C’è un soldato
C’è un soldato in un portafoto inclinato, indossa una divisa color seppia, la foto è scolorita, imbraccia un fucile, non spara.
C’è una donna vestita di buio nel portafoto a lato, siede, sulle ginocchia il peso dei ricordi. Non sanno di essere vicini.
Luigi è partito presto al mattino. Il giorno precedente il fotografo ha usato uno sfondo di cartone foderato di fiori rubati ad una campagna rorida di rugiada dove le donne si chinano ancora per baciare le corolle.
È un inganno, qui ci sono soltanto stoppie che vorticano quando lo scirocco si diverte.
Gli ha aggiustato la mantellina, e lo ha fatto spostare, ecco un po’a destra, no appena un po’ a sinistra, lo spadino si intravede, è una foto che non dovrà incutere timore, nostalgia, (sì quella sì), ma neanche troppa che le madri che restano sono impegnate a reggere fondamenta e non si possono incrinare troppo.
Il fondale è sciupato trasmette il senso dell’inganno, quante coppie hanno posato mute e stupite con un mazzo di fiori e nelle orecchie l’eco di parole incomprensibili in latino. Luigi non si sposerà, non ha nemmeno una fidanzata.
È timido, riservato, vestito da soldato ma la guerra è una notizia alla radio, è una lettera al prete che qui in pochi sanno leggere.
Sua madre lo ha baciato, è il terzo che va via, due figli sono in America già da qualche anno, non scrivono, mandano soldi, rinuncerà anche a lui. Le madri rinunciano.
Nessuno si ricorda più il nome della madre di Luigi, il marito è morto troppo presto. Sulle ginocchia il peso aumenta giorno dopo giorno.
Vai, gli dice, è il figlio che ama di più, un ragazzo gentile spesso chiuso nei suoi pensieri che gli rigano il volto da adolescente.
In America non è voluto andare, ma alla Patria non si può rifiutare nulla.
Luigi va alla guerra, le sorelle lo guardano e fingono di ciarlare tra loro, una leggerezza che nessuna delle tre prova davvero. Una delle tre è mia nonna. La più grande è una maestra, la seconda perderà la ragione per amore, l’ultima mi amerà senza condizioni.

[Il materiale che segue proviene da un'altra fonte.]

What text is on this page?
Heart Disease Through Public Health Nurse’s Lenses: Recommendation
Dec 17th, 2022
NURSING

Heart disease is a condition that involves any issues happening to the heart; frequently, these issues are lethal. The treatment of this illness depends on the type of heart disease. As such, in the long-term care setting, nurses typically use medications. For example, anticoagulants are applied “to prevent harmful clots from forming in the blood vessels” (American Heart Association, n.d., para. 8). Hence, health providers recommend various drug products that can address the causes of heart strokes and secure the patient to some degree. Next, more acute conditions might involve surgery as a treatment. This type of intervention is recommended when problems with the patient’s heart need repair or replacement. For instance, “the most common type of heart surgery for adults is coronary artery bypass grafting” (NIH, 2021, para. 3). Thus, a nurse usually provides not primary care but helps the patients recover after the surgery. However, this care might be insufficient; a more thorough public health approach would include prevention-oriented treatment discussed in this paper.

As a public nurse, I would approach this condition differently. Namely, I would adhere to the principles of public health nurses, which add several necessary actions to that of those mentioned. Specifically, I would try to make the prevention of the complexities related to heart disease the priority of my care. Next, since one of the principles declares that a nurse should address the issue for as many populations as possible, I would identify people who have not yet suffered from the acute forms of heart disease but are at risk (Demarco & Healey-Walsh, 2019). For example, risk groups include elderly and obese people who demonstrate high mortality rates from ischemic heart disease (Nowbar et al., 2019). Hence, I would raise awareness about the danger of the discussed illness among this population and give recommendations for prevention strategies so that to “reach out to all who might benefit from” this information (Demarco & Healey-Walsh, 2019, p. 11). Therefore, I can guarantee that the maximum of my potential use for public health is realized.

Mia nonna lo guarda da un altro portafoto più in basso, anche lei veste di scuro e il fondale è un cavallo finto di cui lei regge una cavezza di stoffa. Che fantasia questi fotografi all’ammonio!
Ha ripetuto, per anni, il nome del fratello, lui aveva fatto la grande guerra.
Luigi scrive dal fronte, manda cartoline, sono rigide di cartoncino doppio, aggiunge ogni volta una dedica, la grafia fitta e fuori moda le riempie. È stata la sorella maestra a insegnargli la bella calligrafia ed è lei che legge e rilegge alla madre le parole di Luigi, gliele ripete ogni sera fino alla lettera successiva, e quel momento a sera è la preghiera.
Quando la guerra arriva in Sicilia la famiglia è costretta a “sfollare” nelle campagne, si abbandona la grande città e la fame aumenta. Dopo la pioggia si raccolgono le lumache, e qui piove di rado. Si muore di fame. Si muore di guerra.
Nel quarto portafoto ci sono due ragazzi che ridono, hanno bretelle e cappelli, uno è seduto su una sedia davanti alla porta di uno store, così dice l’insegna, l’altro ride in piedi, non ci sono sfondi inventati, non ho certezza dei loro nomi, il posto invece è l’America.
Luigi non torna dalla guerra, e non è certo che sia morto da eroe, ma questa è un’altra storia.
Stanno i ricordi appesi ad una parete più vicini di quanto non siano stati in vita, la notte parlano tra loro, ma forse è solo un sogno, non devo addormentarmi più sul divano, ma è l’unico modo per sentire ancora le loro voci, le loro storie.